The authors report that of 187 revision arthroplasties in their center, 48 (26%) had at least one positive culture and 17 had no other clinical signs of infection. This is a Level IV case series of these 17 patients who had unexpectedly positive results of cultures obtained at the time of their revision shoulder arthroplasty. Ten of these cultures grew out P. Acnes and 6 grew out coagulase negative staph. Laboratory studies (WBC, sedimentation rate, and C-reactive protein) were normal before surgery for these patients. The treatment of these shoulders was a single stage revision without prolonged antibiotic treatment. Only one of these patients experienced a documented recurrence of infection (had redness and swelling 6 weeks after the revision and cultured coagulase negative staph).
It is well known that P Acnes is a common culture result at the time of revision shoulder arthroplasty, even without clinical or laboratory manifestations, and that the rate of positive cultures is related to the number of cultures obtained and how long these cultures are held.

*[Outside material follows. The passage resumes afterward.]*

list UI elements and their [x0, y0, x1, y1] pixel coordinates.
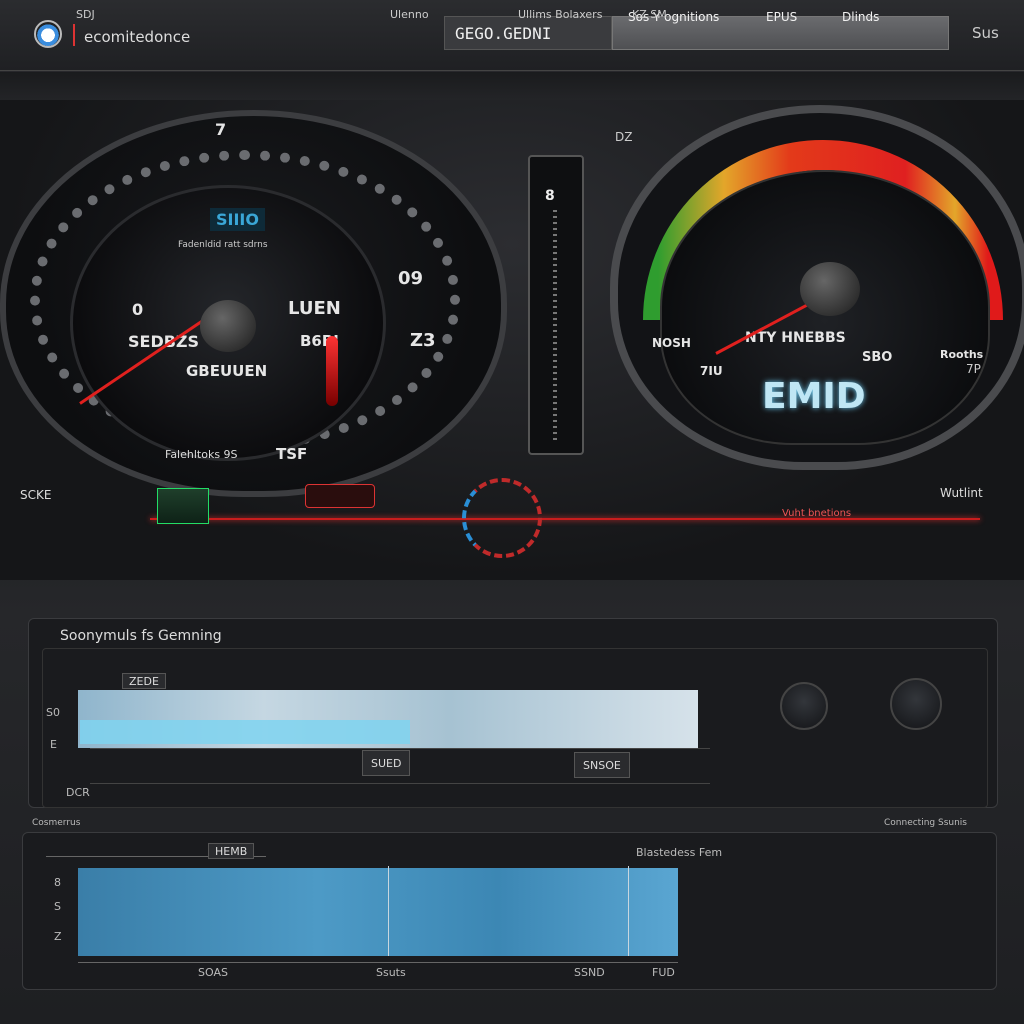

The authors conclude that "intensive antibiotic treatment strategies may not be necessary to reduce recurrent infections". While this may be the case, the data do not allow this conclusion because even though the followup was 3 years, there is no way of knowing if P Acnes or coag negative staph persisted in these shoulders. In other words, in the complex scenario of revision arthroplasty where complications are frequent (5/17) and many factors affect the outcome, clinical followup is insufficient to conclude that the shoulder is bacteria free.
It is possible, however, that the most important step in managing a shoulder prosthesis colonized with P Acnes may be removal of the component along with its biofilm and, after thorough cleaning of the surgical field, implanting a clean prosthesis under the cover of perioperative antibiotics.